The X-Box did a pretty good job of fucking up consoles as well.
Before the X-Box, the "console wars" as we know it hardly existed. Oh sure there were rivalries and potshots between owners of Playstation and Nintendo and Sega systems, but on the same level as rivalries had been back in the 80s between home computer users. In the 80s PC gaming was a joke, a side attribute to what was a workstation for all intents and purposes, but by the mid-90s that had clearly changed, but the mentality hadn't. So the PC was rarely dragged into these disputes and no one ever claimed that the PC was any "Glorious Master Race". (Even if they should have when the console emulators started rolling out.)
Up until 2000 multiplatform releases were mostly a matter of finding people willing and capable to port a title to a platform with sales potential, even if it meant that the game had to be downgraded and lose features to fit on the platform, then trying to get all those versions released in roughly the same timeframe. In some cases a platform was using technology that was either oddball or way ahead of the curve (Sega Saturn) so conversion jobs were often pretty tough. By the time Microsoft steamrolled into the gaming market they were securing exclusivity deals that either delayed titles from being released on other platforms, or flat out prevented titles from being released on other platforms, even though these other platforms were not only perfectly capable of running the titles "as is", but could actually run them better. Don't forget that the X-Box is little more than a PC in a tripped-out casing with a controller attached, it didn't take people long to realize that, and before long people were asking questions like: "How come this X-Box title isn't available for my PC? My PC can run it perfectly fine."

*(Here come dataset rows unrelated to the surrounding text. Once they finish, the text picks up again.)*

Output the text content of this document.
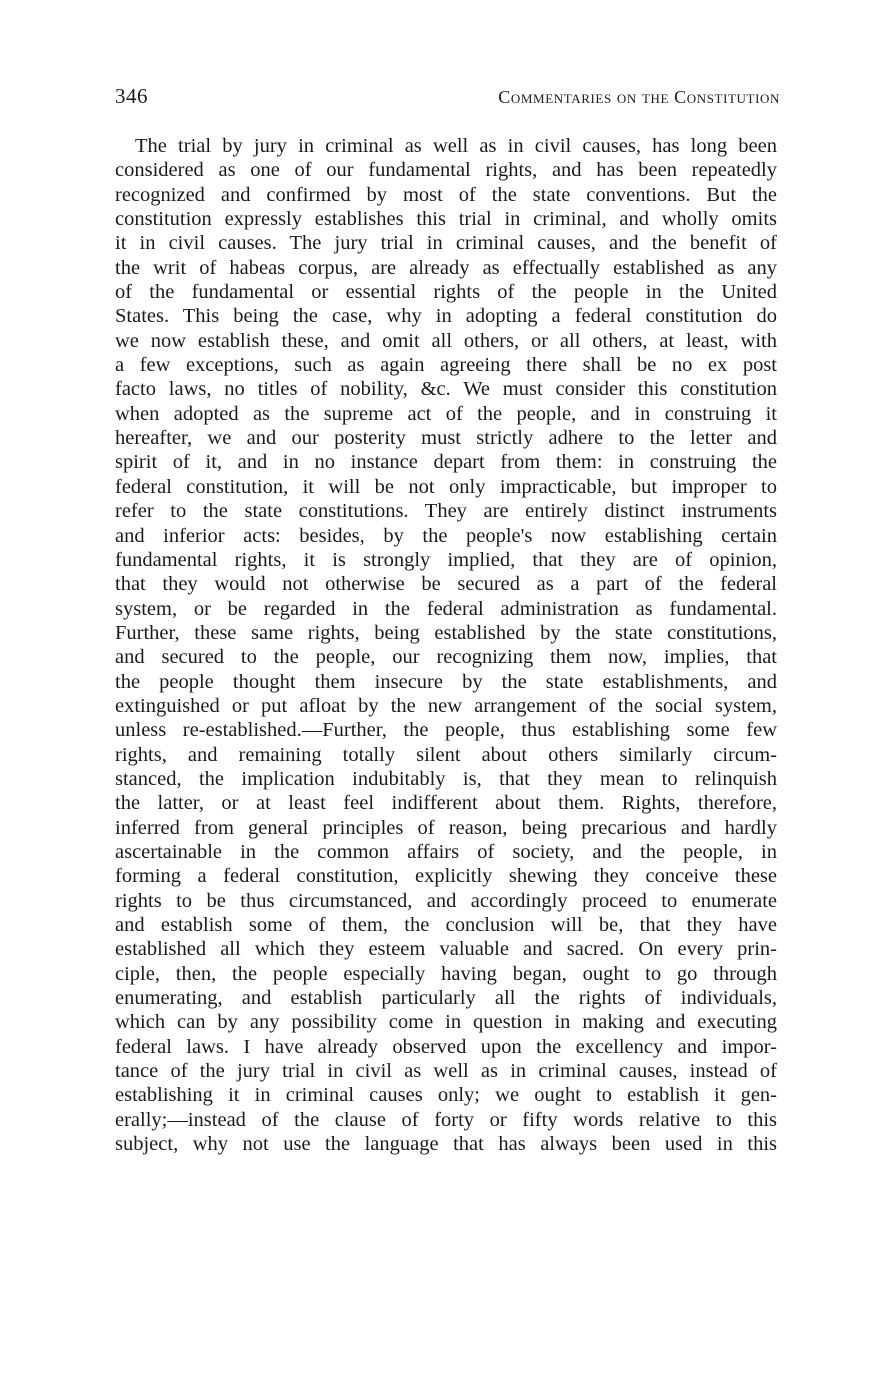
346	Commentaries on the Constitution
The trial by jury in criminal as well as in civil causes, has long been
considered as one of our fundamental rights, and has been repeatedly
recognized and confirmed by most of the state conventions. But the
constitution expressly establishes this trial in criminal, and wholly omits
it in civil causes. The jury trial in criminal causes, and the benefit of
the writ of habeas corpus, are already as effectually established as any
of the fundamental or essential rights of the people in the United
States. This being the case, why in adopting a federal constitution do
we now establish these, and omit all others, or all others, at least, with
a few exceptions, such as again agreeing there shall be no ex post
facto laws, no titles of nobility, &c. We must consider this constitution
when adopted as the supreme act of the people, and in construing it
hereafter, we and our posterity must strictly adhere to the letter and
spirit of it, and in no instance depart from them: in construing the
federal constitution, it will be not only impracticable, but improper to
refer to the state constitutions. They are entirely distinct instruments
and inferior acts: besides, by the people's now establishing certain
fundamental rights, it is strongly implied, that they are of opinion,
that they would not otherwise be secured as a part of the federal
system, or be regarded in the federal administration as fundamental.
Further, these same rights, being established by the state constitutions,
and secured to the people, our recognizing them now, implies, that
the people thought them insecure by the state establishments, and
extinguished or put afloat by the new arrangement of the social system,
unless re-established.—Further, the people, thus establishing some few
rights, and remaining totally silent about others similarly circum-
stanced, the implication indubitably is, that they mean to relinquish
the latter, or at least feel indifferent about them. Rights, therefore,
inferred from general principles of reason, being precarious and hardly
ascertainable in the common affairs of society, and the people, in
forming a federal constitution, explicitly shewing they conceive these
rights to be thus circumstanced, and accordingly proceed to enumerate
and establish some of them, the conclusion will be, that they have
established all which they esteem valuable and sacred. On every prin-
ciple, then, the people especially having began, ought to go through
enumerating, and establish particularly all the rights of individuals,
which can by any possibility come in question in making and executing
federal laws. I have already observed upon the excellency and impor-
tance of the jury trial in civil as well as in criminal causes, instead of
establishing it in criminal causes only; we ought to establish it gen-
erally;—instead of the clause of forty or fifty words relative to this
subject, why not use the language that has always been used in this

I'm pretty certain that a lot of X-Box users felt cheated by their purchase, but they'd be damned if they ever admitted it. Naturally there were people that had no clue what the gaming landscape had been before the X-Box, so those (and their "descendants") just jumped on the bandwagon and are still herpaderping the gaming scene, even today. But this added a new edge to the console rivalry of old, and turned it into a full-scale war. Somewhere along the way someone finally noticed that the PC is a stronger gaming platform than the consoles, and whatever technological advances the consoles may gain with each new release are quickly left in the dust with the PC's constant strides in hardware technology. Then they heard about the emulators and everything went nuts. That was when the Live stores starting selling retro titles specificially "re-programmed" (read: Used emulators) to run on modern consoles, and users started coming up with ways to make some of the emulators work on their consoles.